Man merkt die Absicht. Es ist Wahlkampf.
Auftritt Innenminister Gerhard Karner: Am vergangenen Donnerstag nahm er an einer Schwerpunktaktion gegen Jugendkriminalität am Wiener Praterstern teil. Am Montagabend begab er sich zum Tatort in Wien Favoriten. Auch das kann man als Teil der Wahlkampfs, als Inszenierung abtun. Aber das dahinter stehende Problem ist real. Es ist ähnlich wie bei Karners Parteikollegen Karl Mahrer, der vor einigen Monaten etwas ungelenk mit der Kamera Wiener Märkte aufsuchte, nicht zuletzt in Favoriten – auch um auf das Problem der Jugendbandenkriminalität in Wien aufmerksam zu machen. „Welche Jugendbanden?“, wurde damals blauäugig gefragt. Diese Frage hat sich erübrigt.

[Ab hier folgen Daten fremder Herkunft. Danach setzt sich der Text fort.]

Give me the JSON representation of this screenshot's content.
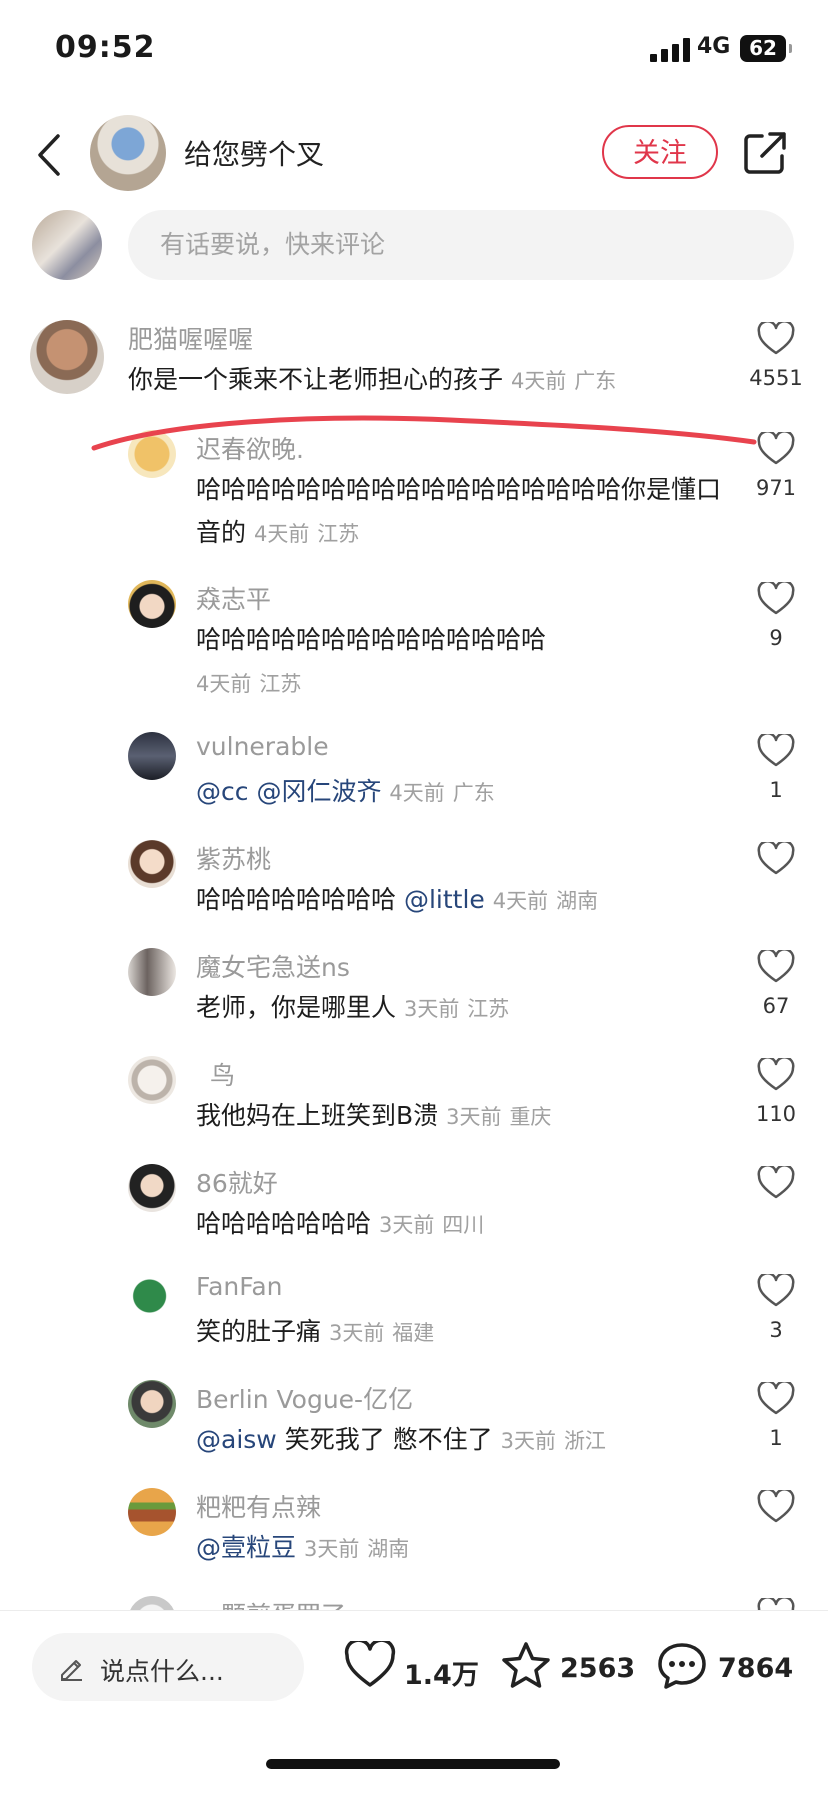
{
  "status_bar": {
    "time": "09:52",
    "network": "4G",
    "battery": "62"
  },
  "header": {
    "author_name": "给您劈个叉",
    "follow_label": "关注"
  },
  "comment_input": {
    "placeholder": "有话要说，快来评论"
  },
  "comments": [
    {
      "user": "肥猫喔喔喔",
      "text": "你是一个乘来不让老师担心的孩子",
      "time": "4天前",
      "region": "广东",
      "likes": "4551"
    },
    {
      "user": "迟春欲晚.",
      "text": "哈哈哈哈哈哈哈哈哈哈哈哈哈哈哈哈哈你是懂口音的",
      "time": "4天前",
      "region": "江苏",
      "likes": "971"
    },
    {
      "user": "猋志平",
      "text": "哈哈哈哈哈哈哈哈哈哈哈哈哈哈",
      "time": "4天前",
      "region": "江苏",
      "likes": "9"
    },
    {
      "user": "vulnerable",
      "mention1": "@cc",
      "mention2": "@冈仁波齐",
      "time": "4天前",
      "region": "广东",
      "likes": "1"
    },
    {
      "user": "紫苏桃",
      "text": "哈哈哈哈哈哈哈哈",
      "mention": "@little",
      "time": "4天前",
      "region": "湖南",
      "likes": ""
    },
    {
      "user": "魔女宅急送ns",
      "text": "老师，你是哪里人",
      "time": "3天前",
      "region": "江苏",
      "likes": "67"
    },
    {
      "user": "鸟",
      "text": "我他妈在上班笑到B溃",
      "time": "3天前",
      "region": "重庆",
      "likes": "110"
    },
    {
      "user": "86就好",
      "text": "哈哈哈哈哈哈哈",
      "time": "3天前",
      "region": "四川",
      "likes": ""
    },
    {
      "user": "FanFan",
      "text": "笑的肚子痛",
      "time": "3天前",
      "region": "福建",
      "likes": "3"
    },
    {
      "user": "Berlin Vogue-亿亿",
      "mention": "@aisw",
      "text": "笑死我了 憋不住了",
      "time": "3天前",
      "region": "浙江",
      "likes": "1"
    },
    {
      "user": "粑粑有点辣",
      "mention": "@壹粒豆",
      "time": "3天前",
      "region": "湖南",
      "likes": ""
    },
    {
      "user": "一颗煎蛋罢了"
    }
  ],
  "bottom_bar": {
    "input_label": "说点什么...",
    "likes": "1.4万",
    "favorites": "2563",
    "comments": "7864"
  },
  "colors": {
    "accent": "#e0364a",
    "mention": "#27467a",
    "annotation_line": "#e8434e"
  }
}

Man fragt sich vielmehr unwillkürlich, warum es ein Messerverbot im öffentlichen Raum nicht schon längst gibt. Da gibt es nichts abzuwägen. Das gilt es einfach zu machen. Auch um der Polizei eine bessere Handhabe zu ermöglichen.

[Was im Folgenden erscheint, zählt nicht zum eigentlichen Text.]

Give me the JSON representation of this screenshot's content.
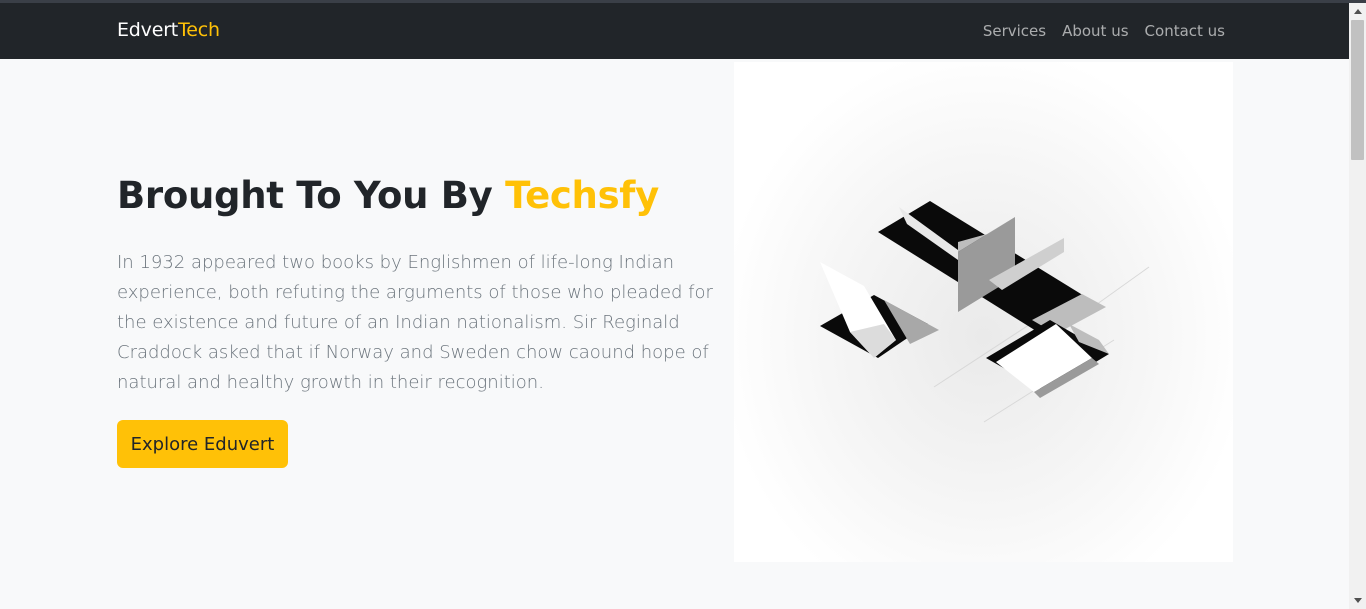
{
  "navbar": {
    "brand_primary": "Edvert",
    "brand_accent": "Tech",
    "links": [
      "Services",
      "About us",
      "Contact us"
    ]
  },
  "hero": {
    "title_main": "Brought To You By ",
    "title_accent": "Techsfy",
    "description": "In 1932 appeared two books by Englishmen of life-long Indian experience, both refuting the arguments of those who pleaded for the existence and future of an Indian nationalism. Sir Reginald Craddock asked that if Norway and Sweden chow caound hope of natural and healthy growth in their recognition.",
    "cta_label": "Explore Eduvert"
  },
  "colors": {
    "navbar_bg": "#212529",
    "accent": "#ffc107",
    "page_bg": "#f8f9fa",
    "text_muted": "#6c757d"
  }
}
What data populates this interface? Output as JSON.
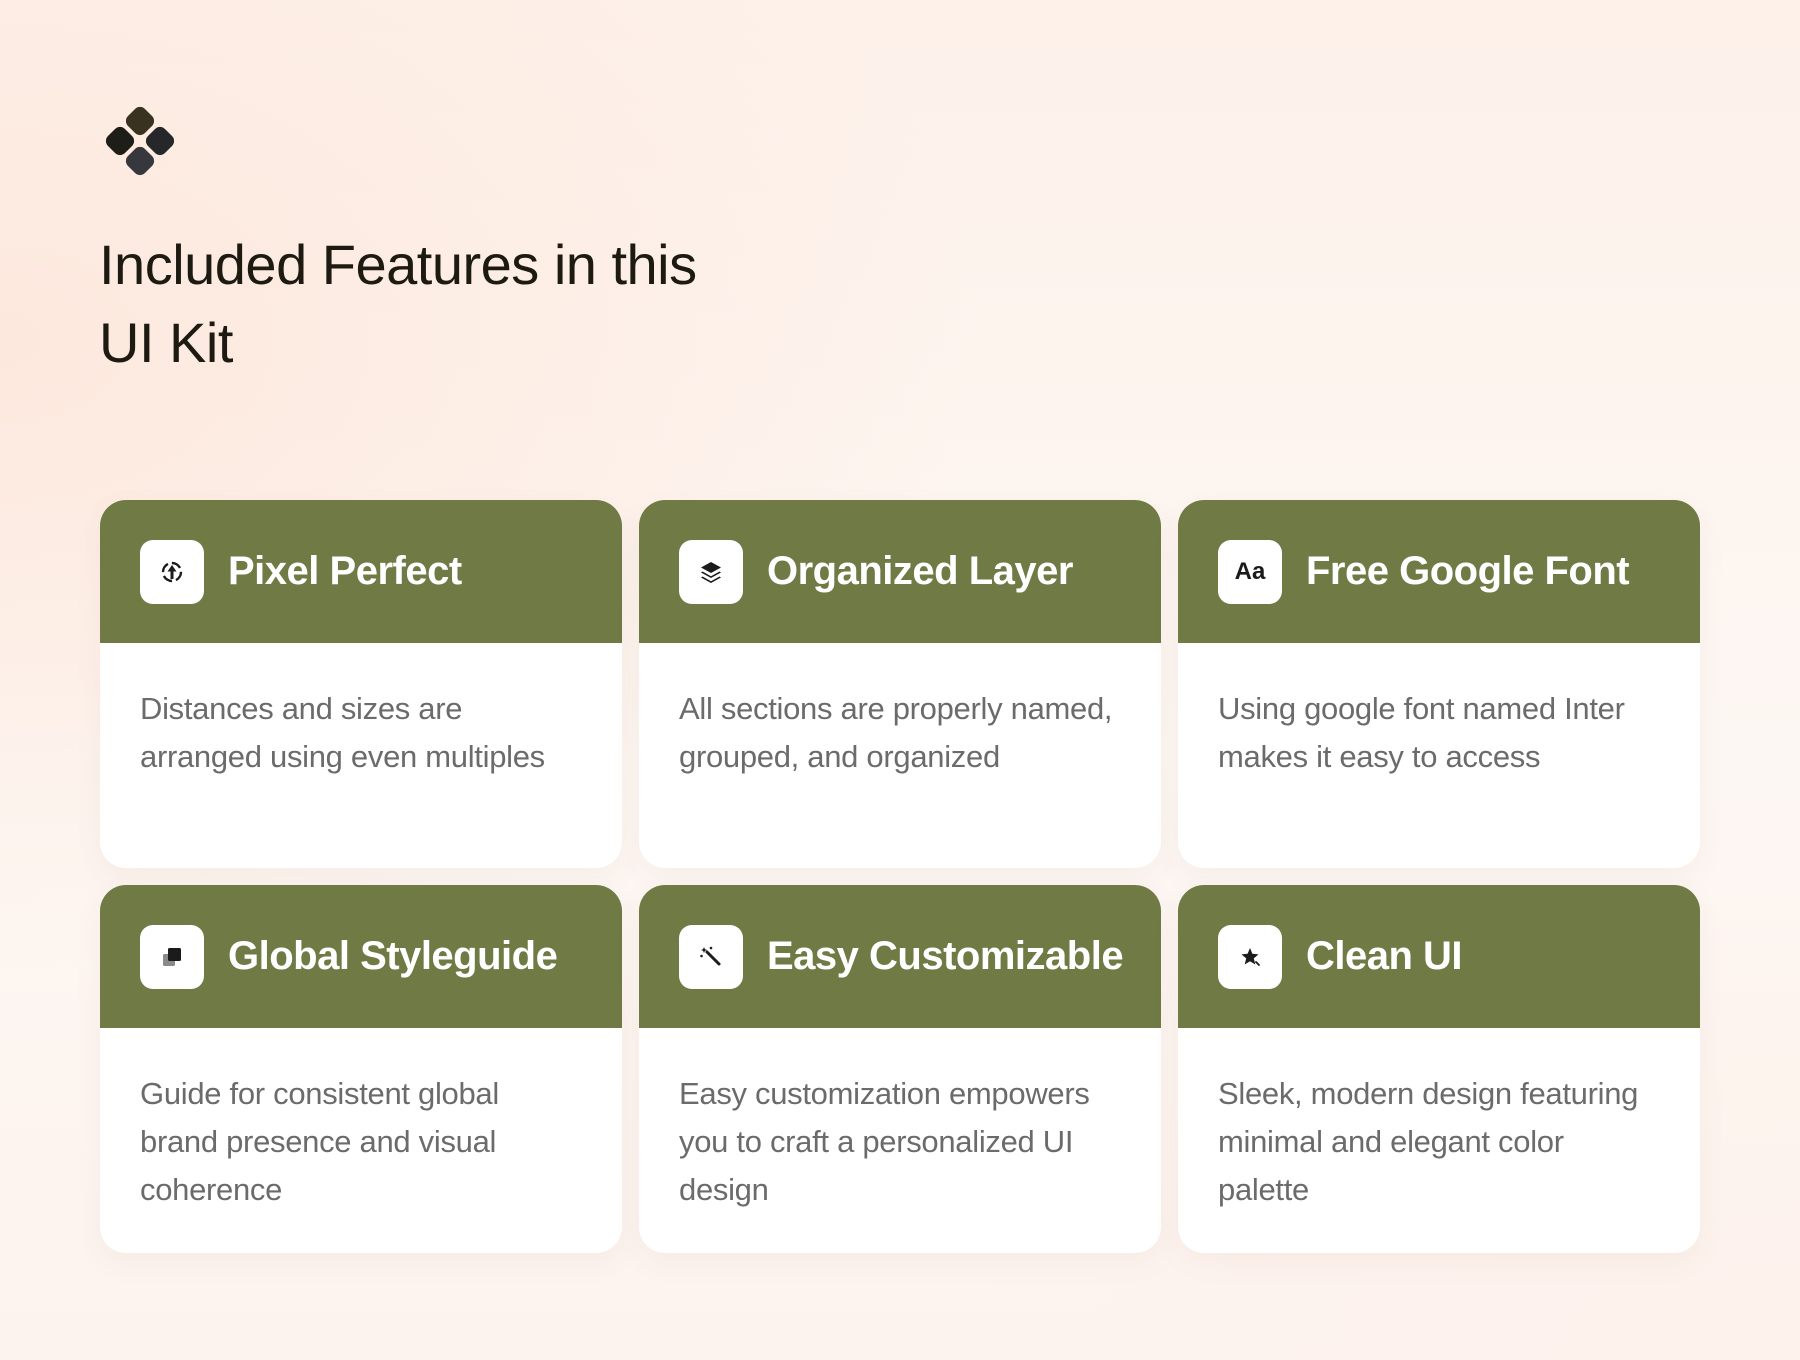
{
  "page": {
    "title": "Included Features in this UI Kit"
  },
  "colors": {
    "accent": "#6f7a45",
    "title_text": "#1d1a12",
    "body_text": "#6b6b6b",
    "card_bg": "#ffffff"
  },
  "features": [
    {
      "title": "Pixel Perfect",
      "icon": "target-icon",
      "description": "Distances and sizes are arranged using even multiples"
    },
    {
      "title": "Organized Layer",
      "icon": "layers-icon",
      "description": "All sections are properly named, grouped, and organized"
    },
    {
      "title": "Free Google Font",
      "icon": "font-icon",
      "icon_text": "Aa",
      "description": "Using google font named Inter makes it easy  to access"
    },
    {
      "title": "Global Styleguide",
      "icon": "stacked-squares-icon",
      "description": "Guide for consistent global brand presence and visual coherence"
    },
    {
      "title": "Easy Customizable",
      "icon": "magic-wand-icon",
      "description": "Easy customization empowers you to craft a personalized UI design"
    },
    {
      "title": "Clean UI",
      "icon": "sparkle-icon",
      "description": "Sleek, modern design featuring minimal and elegant color palette"
    }
  ]
}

Skurrilerweise ist ausgerechnet die FPÖ dagegen. Vielleicht ist sie also doch nicht so sehr an der Lösung von Problemen interessiert, jedenfalls jetzt noch nicht. Wobei in diesem Fall die Annahme wahrscheinlicher ist, dass das archaische Verhältnis von manchen Autochthonen und Zugewanderten zu Waffen ein ähnliches ist.

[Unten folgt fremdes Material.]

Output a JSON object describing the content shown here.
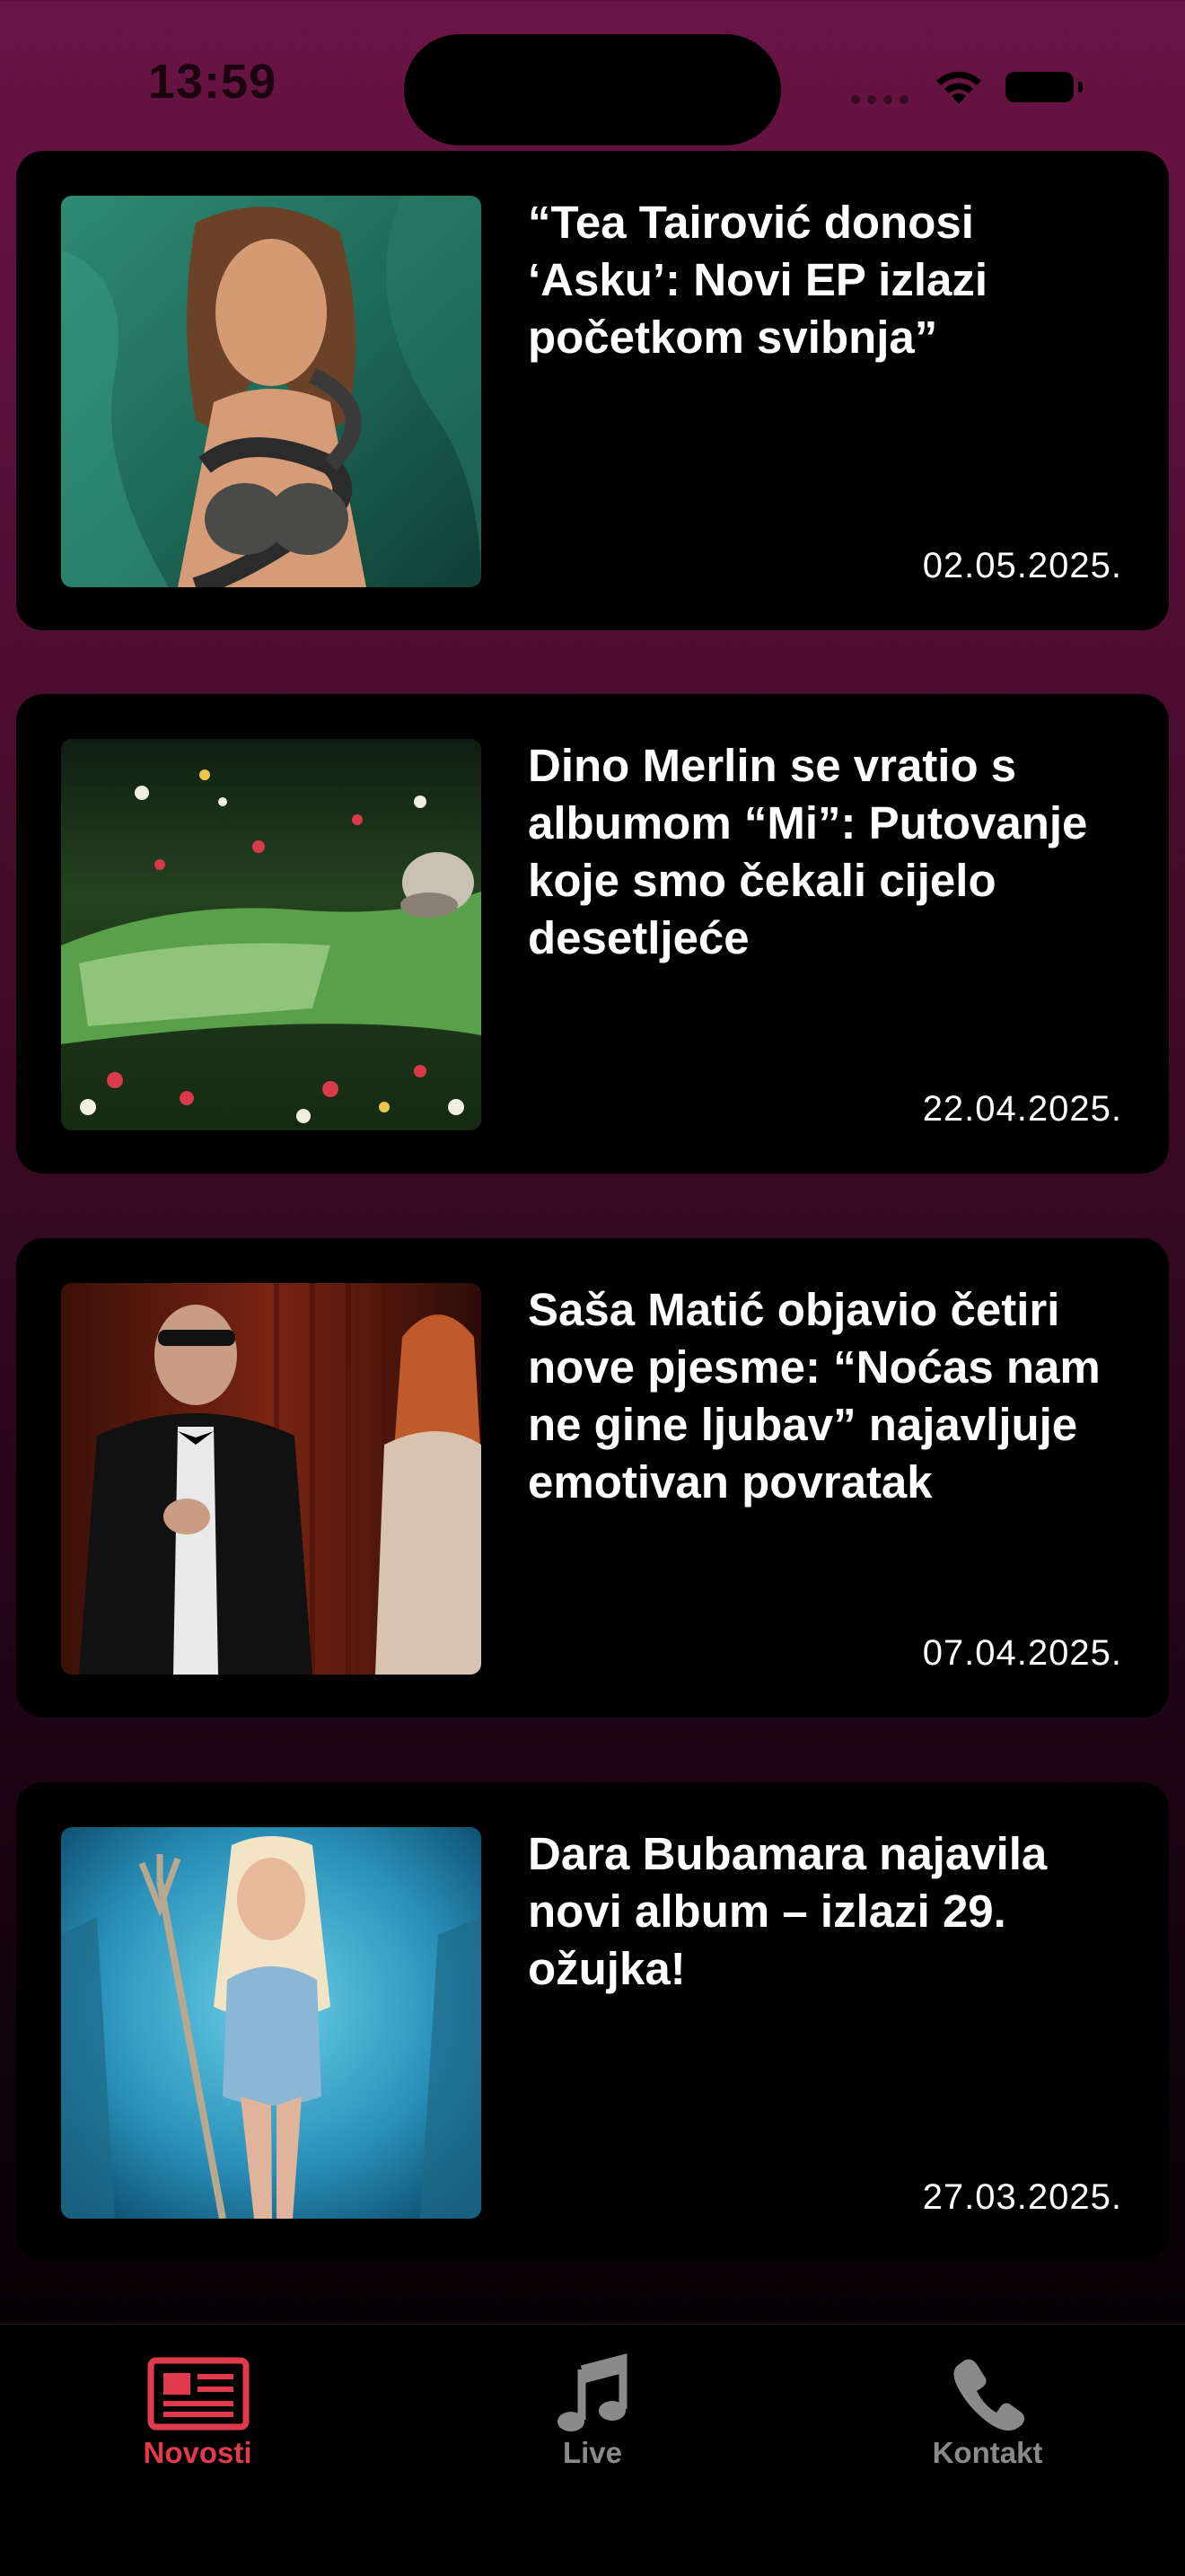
{
  "status_bar": {
    "time": "13:59"
  },
  "articles": [
    {
      "title": "“Tea Tairović donosi ‘Asku’: Novi EP izlazi početkom svibnja”",
      "date": "02.05.2025.",
      "image": "photo-woman-green-satin-snake"
    },
    {
      "title": "Dino Merlin se vratio s albumom “Mi”: Putovanje koje smo čekali cijelo desetljeće",
      "date": "22.04.2025.",
      "image": "photo-man-lying-in-flowers"
    },
    {
      "title": "Saša Matić objavio četiri nove pjesme: “Noćas nam ne gine ljubav” najavljuje emotivan povratak",
      "date": "07.04.2025.",
      "image": "photo-man-tuxedo-red-curtain"
    },
    {
      "title": "Dara Bubamara najavila novi album – izlazi 29. ožujka!",
      "date": "27.03.2025.",
      "image": "photo-woman-trident-underwater"
    }
  ],
  "tabbar": {
    "active_color": "#e03a4c",
    "inactive_color": "#8a8a8a",
    "tabs": [
      {
        "label": "Novosti",
        "icon": "newspaper-icon",
        "active": true
      },
      {
        "label": "Live",
        "icon": "music-note-icon",
        "active": false
      },
      {
        "label": "Kontakt",
        "icon": "phone-icon",
        "active": false
      }
    ]
  }
}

Man wird bei all dem jedenfalls nicht um das Thema Zuwanderung, die weitgehend unkontrollierte und vor allem die mangelhafte Integration umhinkommen. Denn gerade Zuwanderer sind selbst oft Opfer dieser Entwicklung, insbesondere in den sogenannten Problemvierteln. Auch jener 21-jährige Soldat, der am Sonntag vor dem Eissalon in Favoriten niedergestochen wurde, hat Migrationshintergrund.
Diesbezügliche Missstände, ob nun echt oder nur so wahrgenommen, zahlen mutmaßlich weiter auf das Konto der FPÖ ein. Deswegen scheint auch die ÖVP – abseits der Innenminister-Auftritte – zurückhaltender damit umzugehen. Eine jüngst fertig gestellte Studie des Integrationsfonds über einen Höchststand an arbeitslosen Asylwerbern und subsidiär Schutzberechtigten machte das ÖVP-geführte Integrationsministerium gar nicht erst zum Thema. Journalisten entdeckten das von sich aus. Früher einmal hätte es eine „Eilt-PK“dazu gegeben.
Aber Politik vorrangig als Reaktion auf die FPÖ zu verstehen, um etwas zu tun oder nicht zu tun, ist immer eine schlechte Idee.